Google on Monday shipped emergency fixes to address a new zero-day flaw in the Chrome web browser that has come under active exploitation in the wild.
The high-severity vulnerability, tracked as CVE-2024-4761, is an out-of-bounds write bug impacting the V8 JavaScript and WebAssembly engine. It was reported anonymously on May 9, 2024.
Out-of-bounds write bugs could be typically exploited by malicious actors to corrupt data, or induce a crash or execute arbitrary code on compromised hosts.
"Google is aware that an exploit for CVE-2024-4761 exists in the wild," the tech giant said.
![Cybersecurity](https://blogger.googleusercontent.com/img/b/R29vZ2xl/AVvXsEiPJqG-_vBdld4mKDQV0jycRh5ED5SLMe5CL08ldq3UMFq3DV9n5S2fO3ebJV0_EvNXJg56IBsf7U3bc_NqbcH2exzd3gz33MP0IOdCULyAKCmNYR6bkxkGGwfC7r1r4Czo4H3hCQjMqyKvKnyD_pBwKhtRSmGAsxN1Yhf3_hkGWqJSCpmANMbmvXryhMUa/s728-e300/intel-d.png)
Additional details about the nature of the attacks have been withheld to prevent more threat actors from weaponizing the flaw.
The disclosure comes merely days after the company patched CVE-2024-4671, a use-after-free vulnerability in the Visuals component that has also been exploited in real-world attacks.

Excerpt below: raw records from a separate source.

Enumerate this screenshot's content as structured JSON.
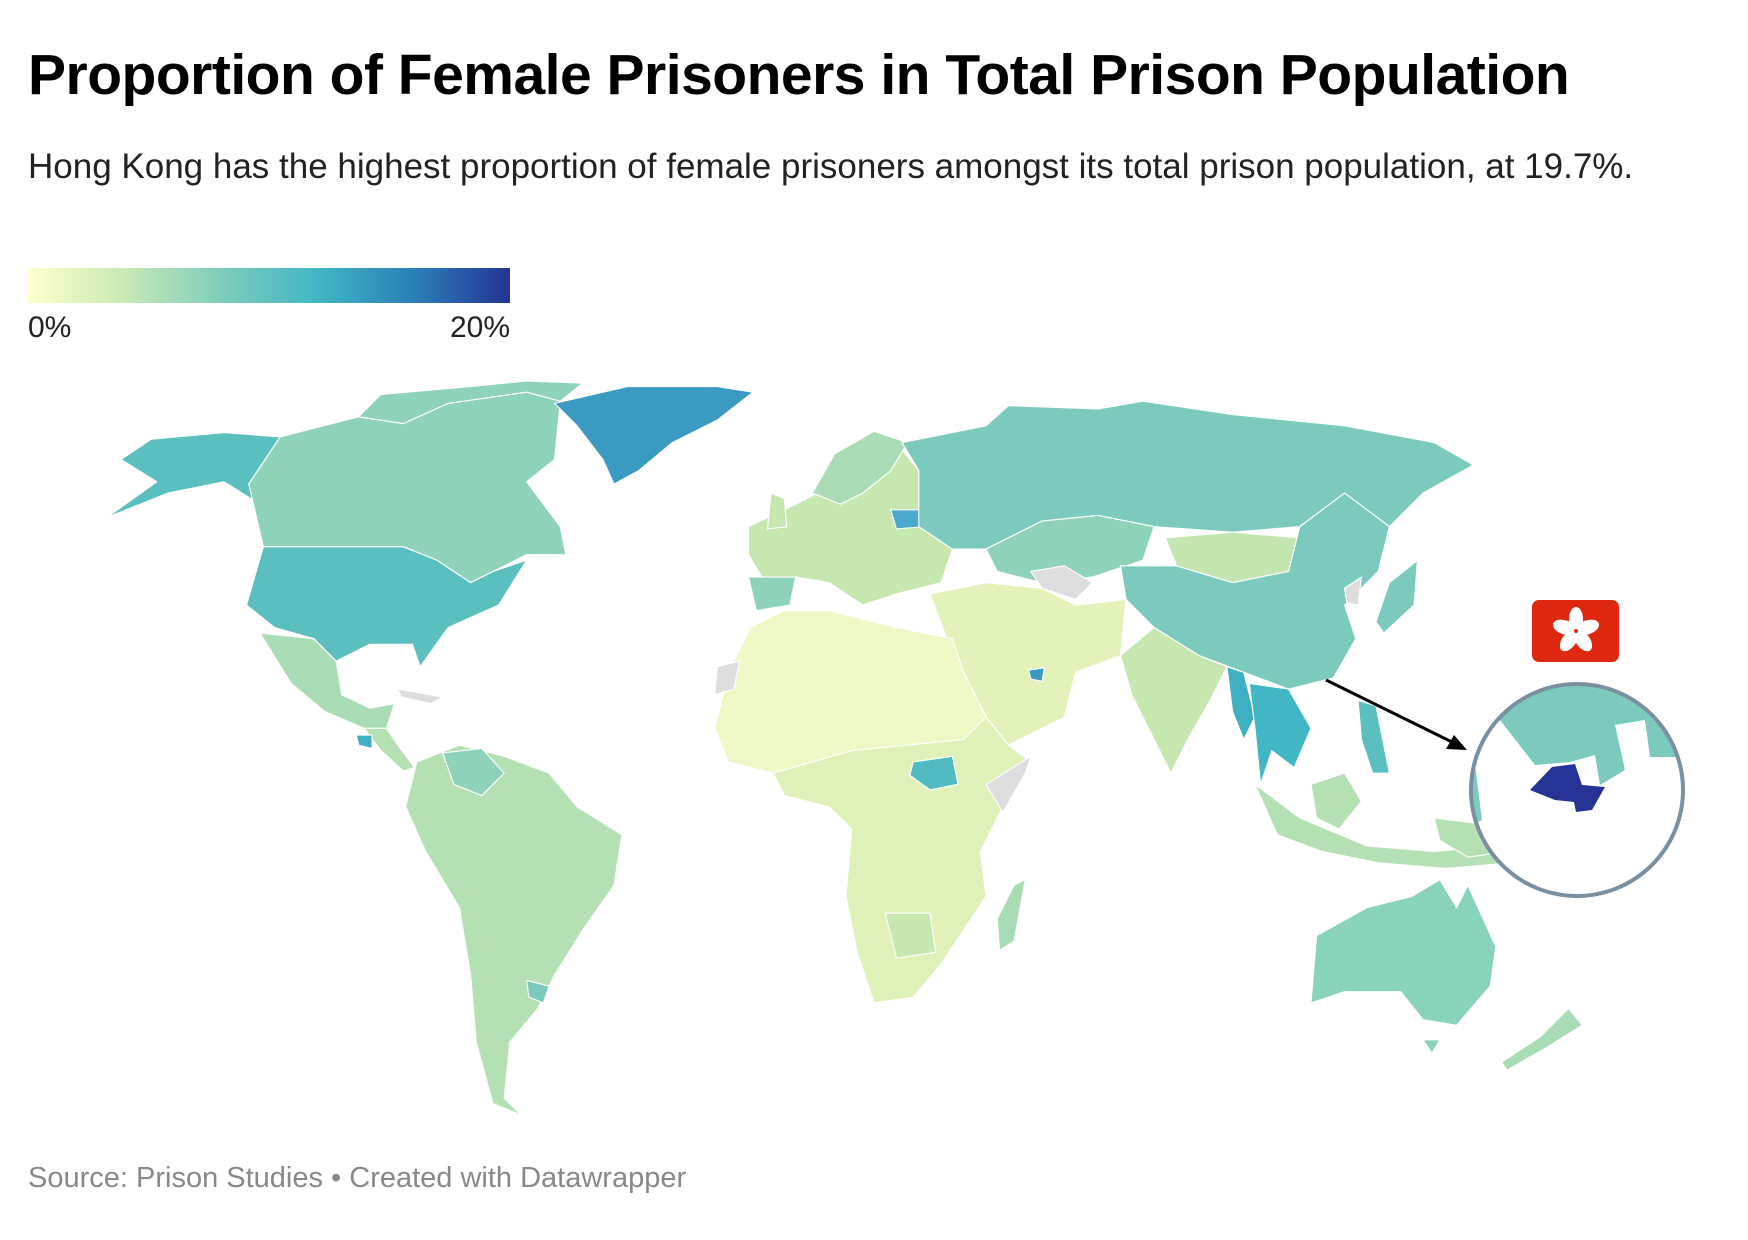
{
  "header": {
    "title": "Proportion of Female Prisoners in Total Prison Population",
    "subtitle": "Hong Kong has the highest proportion of female prisoners amongst its total prison population, at 19.7%."
  },
  "legend": {
    "min_label": "0%",
    "max_label": "20%",
    "range": [
      0,
      20
    ],
    "colors": [
      "#ffffcc",
      "#c7e9b4",
      "#7fcdbb",
      "#41b6c4",
      "#2c7fb8",
      "#253494"
    ]
  },
  "chart_data": {
    "type": "choropleth",
    "value_unit": "%",
    "scale_range": [
      0,
      20
    ],
    "highlight": {
      "region": "Hong Kong",
      "value": 19.7,
      "flag_icon": "hong-kong-flag-icon",
      "color": "#253494"
    },
    "no_data_color": "#dddddd"
  },
  "footer": {
    "source": "Source: Prison Studies • Created with Datawrapper"
  }
}
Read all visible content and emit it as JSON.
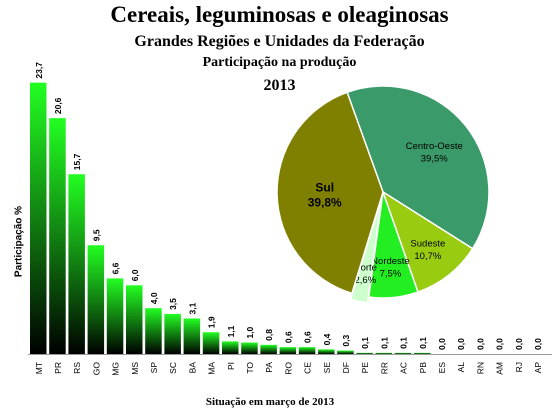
{
  "header": {
    "title": "Cereais, leguminosas e oleaginosas",
    "subtitle": "Grandes Regiões e Unidades da Federação",
    "subtitle2": "Participação na produção",
    "year": "2013"
  },
  "chart_data": [
    {
      "type": "bar",
      "ylabel": "Participação %",
      "xlabel": "Situação em março de 2013",
      "categories": [
        "MT",
        "PR",
        "RS",
        "GO",
        "MG",
        "MS",
        "SP",
        "SC",
        "BA",
        "MA",
        "PI",
        "TO",
        "PA",
        "RO",
        "CE",
        "SE",
        "DF",
        "PE",
        "RR",
        "AC",
        "PB",
        "ES",
        "AL",
        "RN",
        "AM",
        "RJ",
        "AP"
      ],
      "values": [
        23.7,
        20.6,
        15.7,
        9.5,
        6.6,
        6.0,
        4.0,
        3.5,
        3.1,
        1.9,
        1.1,
        1.0,
        0.8,
        0.6,
        0.6,
        0.4,
        0.3,
        0.1,
        0.1,
        0.1,
        0.1,
        0.0,
        0.0,
        0.0,
        0.0,
        0.0,
        0.0
      ],
      "value_labels": [
        "23,7",
        "20,6",
        "15,7",
        "9,5",
        "6,6",
        "6,0",
        "4,0",
        "3,5",
        "3,1",
        "1,9",
        "1,1",
        "1,0",
        "0,8",
        "0,6",
        "0,6",
        "0,4",
        "0,3",
        "0,1",
        "0,1",
        "0,1",
        "0,1",
        "0,0",
        "0,0",
        "0,0",
        "0,0",
        "0,0",
        "0,0"
      ],
      "colors": {
        "bar_top": "#22ff22",
        "bar_bottom": "#000000"
      }
    },
    {
      "type": "pie",
      "slices": [
        {
          "name": "Centro-Oeste",
          "value": 39.5,
          "label": "39,5%",
          "color": "#3a9a6a"
        },
        {
          "name": "Sudeste",
          "value": 10.7,
          "label": "10,7%",
          "color": "#99cc11"
        },
        {
          "name": "Nordeste",
          "value": 7.5,
          "label": "7,5%",
          "color": "#22ee22"
        },
        {
          "name": "Norte",
          "value": 2.6,
          "label": "2,6%",
          "color": "#ccffcc"
        },
        {
          "name": "Sul",
          "value": 39.8,
          "label": "39,8%",
          "color": "#808000"
        }
      ]
    }
  ]
}
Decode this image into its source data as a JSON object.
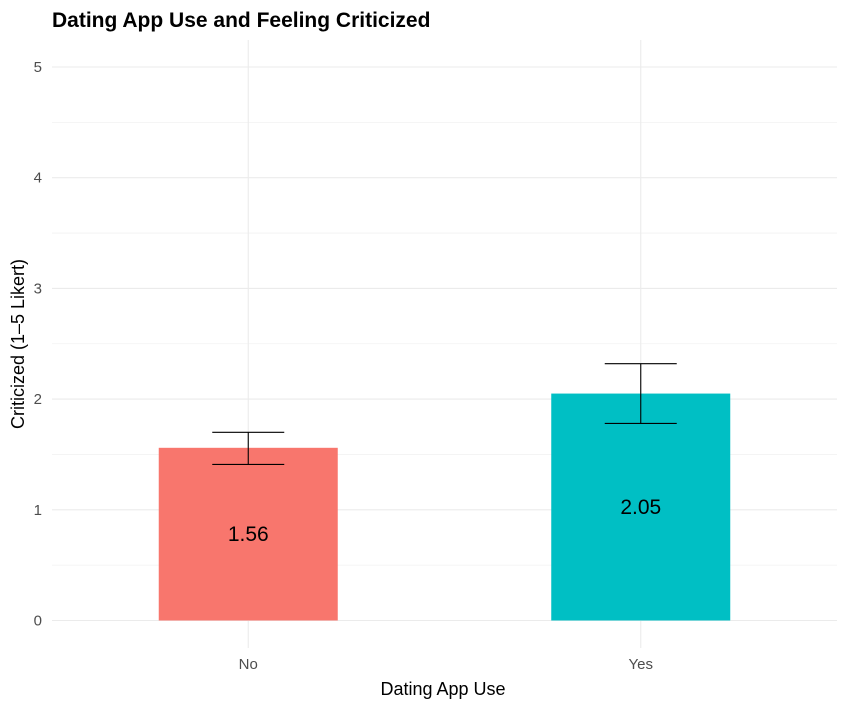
{
  "chart_data": {
    "type": "bar",
    "title": "Dating App Use and Feeling Criticized",
    "xlabel": "Dating App Use",
    "ylabel": "Criticized (1–5 Likert)",
    "categories": [
      "No",
      "Yes"
    ],
    "values": [
      1.56,
      2.05
    ],
    "value_labels": [
      "1.56",
      "2.05"
    ],
    "error_low": [
      1.41,
      1.78
    ],
    "error_high": [
      1.7,
      2.32
    ],
    "colors": [
      "#F8766D",
      "#00BFC4"
    ],
    "ylim": [
      0,
      5
    ],
    "yticks": [
      0,
      1,
      2,
      3,
      4,
      5
    ],
    "ytick_labels": [
      "0",
      "1",
      "2",
      "3",
      "4",
      "5"
    ],
    "grid": true,
    "legend": "none"
  }
}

With the latest fix, Google has addressed a total of six zero-days since the start of the year, three of which were demonstrated at the Pwn2Own hacking contest in Vancouver in March -
- CVE-2024-0519 - Out-of-bounds memory access in V8 (actively exploited)
- CVE-2024-2886 - Use-after-free in WebCodecs
- CVE-2024-2887 - Type confusion in WebAssembly
- CVE-2024-3159 - Out-of-bounds memory access in V8
- CVE-2024-4671 - Use-after-free in Visuals (actively exploited)
Users are recommended to upgrade to Chrome version 124.0.6367.207/.208 for Windows and macOS, and version 124.0.6367.207 for Linux to mitigate potential threats.
Users of Chromium-based browsers such as Microsoft Edge, Brave, Opera, and Vivaldi are also advised to apply the fixes as and when they become available.